Izuku covered his face with his hands, his shoulders shaking.

“This is my fault,” Izuku whispered. “I should’ve protected you.”

Bakugou’s vision blurred.

“Idiot,” he said hoarsely. “You did.”

And that was the worst part.

Because Izuku had protected him.

Because Izuku had given him everything—including power he was never meant to hold.

Power that ditched him and went back as soon as it could.

And now Bakugou Katsuki was dying.

_-_-_

It rained the entire morning.

A steady, relentless downpour that soaked through coats and umbrellas alike, as if the sky itself refused to hold back.

Shota Aizawa stood at the edge of the grave, hands tucked into his coat pockets, shoulders slouched in a way that had nothing to do with exhaustion and everything to do with grief.

Bakugou Katsuki was dead.

Twenty-seven years old.
No. 2 hero.
Former student.
Problem child.
Survivor.

Gone.

The funeral was small—by hero standards, at least. No grand ceremony. No spectacle. Just the people who mattered.

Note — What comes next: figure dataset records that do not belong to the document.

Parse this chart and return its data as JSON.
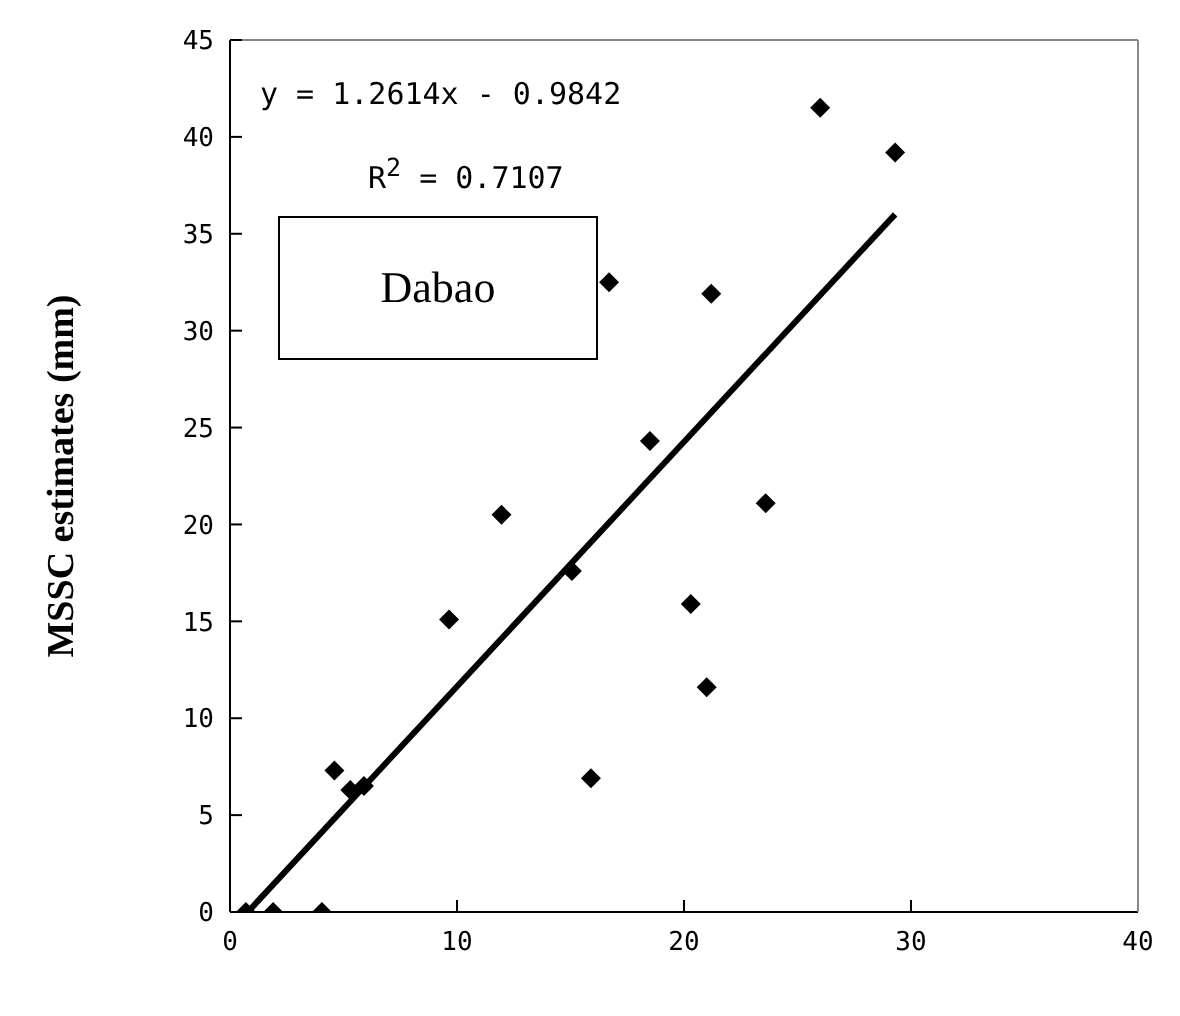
{
  "chart_data": {
    "type": "scatter",
    "ylabel": "MSSC estimates (mm)",
    "annotations": [
      "y = 1.2614x - 0.9842",
      "R$^{2}$ = 0.7107",
      "Dabao"
    ],
    "xlim": [
      0,
      40
    ],
    "xticks": [
      0,
      10,
      20,
      30,
      40
    ],
    "ylim": [
      0,
      45
    ],
    "yticks": [
      0,
      5,
      10,
      15,
      20,
      25,
      30,
      35,
      40,
      45
    ],
    "grid": false,
    "legend": false,
    "marker": "diamond",
    "series": [
      {
        "color": "#000000",
        "x": [
          0.7,
          1.9,
          4.05,
          4.6,
          5.3,
          5.9,
          9.65,
          11.96,
          15.06,
          15.9,
          20.3,
          21.0,
          23.6,
          26.0,
          29.3,
          16.7,
          21.2,
          18.5
        ],
        "values": [
          0,
          0,
          0,
          7.3,
          6.3,
          6.5,
          15.1,
          20.5,
          17.6,
          6.9,
          15.9,
          11.6,
          21.1,
          41.5,
          39.2,
          32.5,
          31.9,
          24.3
        ]
      },
      {
        "type": "line",
        "color": "#000000",
        "marker": "none",
        "line_style": "solid",
        "x": [
          0.78,
          29.3
        ],
        "values": [
          0,
          36.0
        ]
      }
    ]
  }
}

Class A stood together, older now, hardened in ways they never should have been. Kirishima stared at the coffin like he was daring it to move. Mina cried openly, with no attempt to hide it. Todoroki stood rigid, rain sliding down his face unnoticed.

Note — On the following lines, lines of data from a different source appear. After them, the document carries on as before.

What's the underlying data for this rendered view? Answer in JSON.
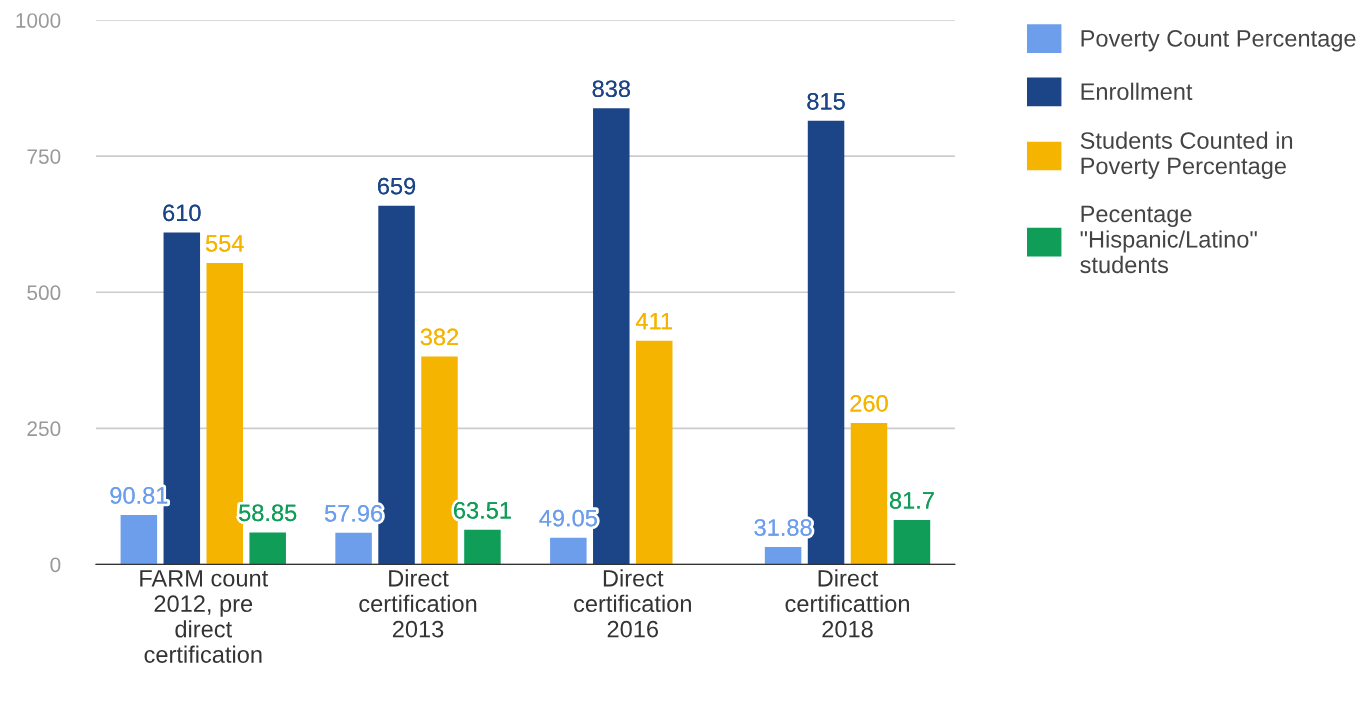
{
  "chart_data": {
    "type": "bar",
    "categories": [
      "FARM count\n2012, pre\ndirect\ncertification",
      "Direct\ncertification\n2013",
      "Direct\ncertification\n2016",
      "Direct\ncertificattion\n2018"
    ],
    "series": [
      {
        "name": "Poverty Count Percentage",
        "color": "#6d9eeb",
        "values": [
          90.81,
          57.96,
          49.05,
          31.88
        ]
      },
      {
        "name": "Enrollment",
        "color": "#1c4587",
        "values": [
          610,
          659,
          838,
          815
        ]
      },
      {
        "name": "Students Counted in\nPoverty Percentage",
        "color": "#f4b400",
        "values": [
          554,
          382,
          411,
          260
        ]
      },
      {
        "name": "Pecentage\n\"Hispanic/Latino\"\nstudents",
        "color": "#0f9d58",
        "values": [
          58.85,
          63.51,
          null,
          81.7
        ]
      }
    ],
    "ylim": [
      0,
      1000
    ],
    "yticks": [
      0,
      250,
      500,
      750,
      1000
    ],
    "grid": "y",
    "legend": "top right",
    "data_labels": true
  }
}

Eri clung to Mandalay, sobbing into her arms.

Aizawa felt something twist painfully in his chest at the sight.

She’d known.

That was the secret.

She’d tried to save him. Over and over. And failed.

Midoriya stood near the front, Ochako holding him upright as if he might collapse without her. The No. 1 hero title sat on him like a curse—heavy, undeserved, hollow.

Aizawa understood that look.

He’d worn it himself.

“He fought until the end,” Aizawa murmured under his breath, eyes fixed on the coffin being lowered into the ground.

Bakugou had never known how to quit.

That had been both his greatest strength and his fatal flaw.

The war.
The aftermath.
The fragile joy they’d managed to rebuild.

All of it ended here.

Rain struck the earth harder as the ceremony concluded, dirt darkening as it fell over the casket. Aizawa stayed where he was long after others began to drift away.

He’d failed him.

Not as a hero.

As a teacher.

As someone who should have seen the cracks forming long before they became fatal.

The rain kept falling.

And nothing—no quirk, no ranking, no power in the world—could rewind what was lost.